If you had been married longer and had a stronger marriage prior to all of this, I would guess, this would have ended differently.
So many changes at once has made you all strangers.
This will take work. The problem with depression is, we have no energy.. So dealing with your list of HUGE changes.. is too much for you and your husband to handle alone. He is probably so out of his element, he is on the run.. he has no idea where to begin. You are too tired, to fight this and to carry him on your back. You just want a way out.
But, if you want to make this work and to find your peace and happiness, you need to make a list of what you want and what you need and then you need to make a plan. Your therapist can help..
Then you and your husband need to have an honest conversation and do the same as a couple. This will also take a marriage counselor to guide the 2 of you. IF he will not go with you, go on your own..
I am sending you peace and good thoughts.
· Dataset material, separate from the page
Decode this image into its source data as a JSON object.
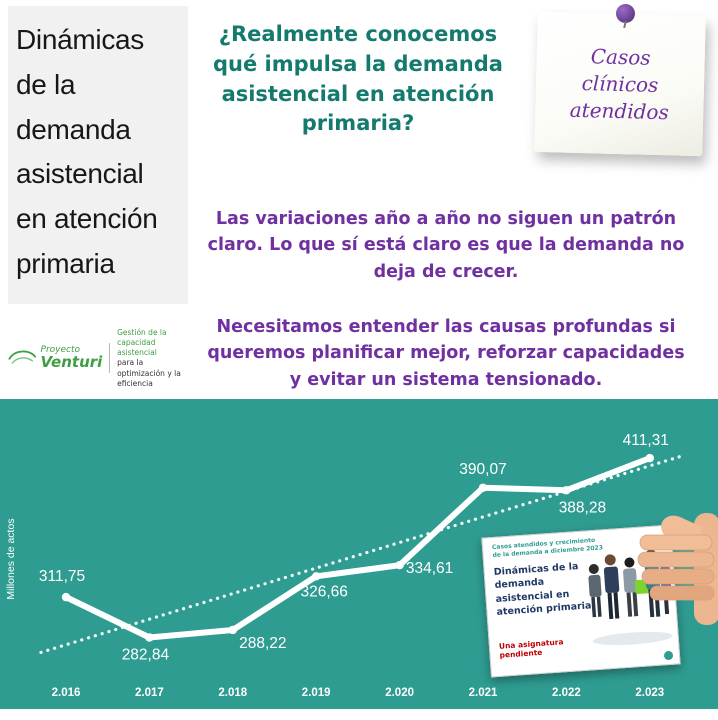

Certainly does not sound like you are fooling yourself, you have just lost your courage. Put your head back into the carefree woman you used to be and while I am not one to condone breaking up a marriage this really doesn't sound like one. You are going to get sicker if you stay and as I ramble on, what does he do on the east coast that makes money? Or, you can stay, quit working so hard, enjoy your life, get babysitters and start enjoying life again. Actually it only sounds like the one that needs babysitting is a two year (not yours? if I saw this correctly? ) and there are preschools and places that little ones love and you can take dancing or something anything that puts you back into a happy mode. Good grief, life is the proverbial short and you needn't not end it by getting sicker because of an extremely selfish man. Courage sister, courage. We are here to talk to, breathe with and help you soar again!
If he is not there for you you need to get the courage to just leave. If you have to do it all by yourself you should not have to take care of him also.
Toni V you are like a life coach & motivational speaker all rolled into one!
Read Toni V's answer, take notes, take action. And I agree finding childcare for your stepson is long overdue. If you decide to stay dad should at least take his son on trips during school breaks.
You need to get back to work. This will at least give you time for yourself and your own income again. I would tell him you're going back to work and he needs to find child care that he can manage.
Otherwise you need to move out for at least a while. He is not looking at you the way he used to. He is using you.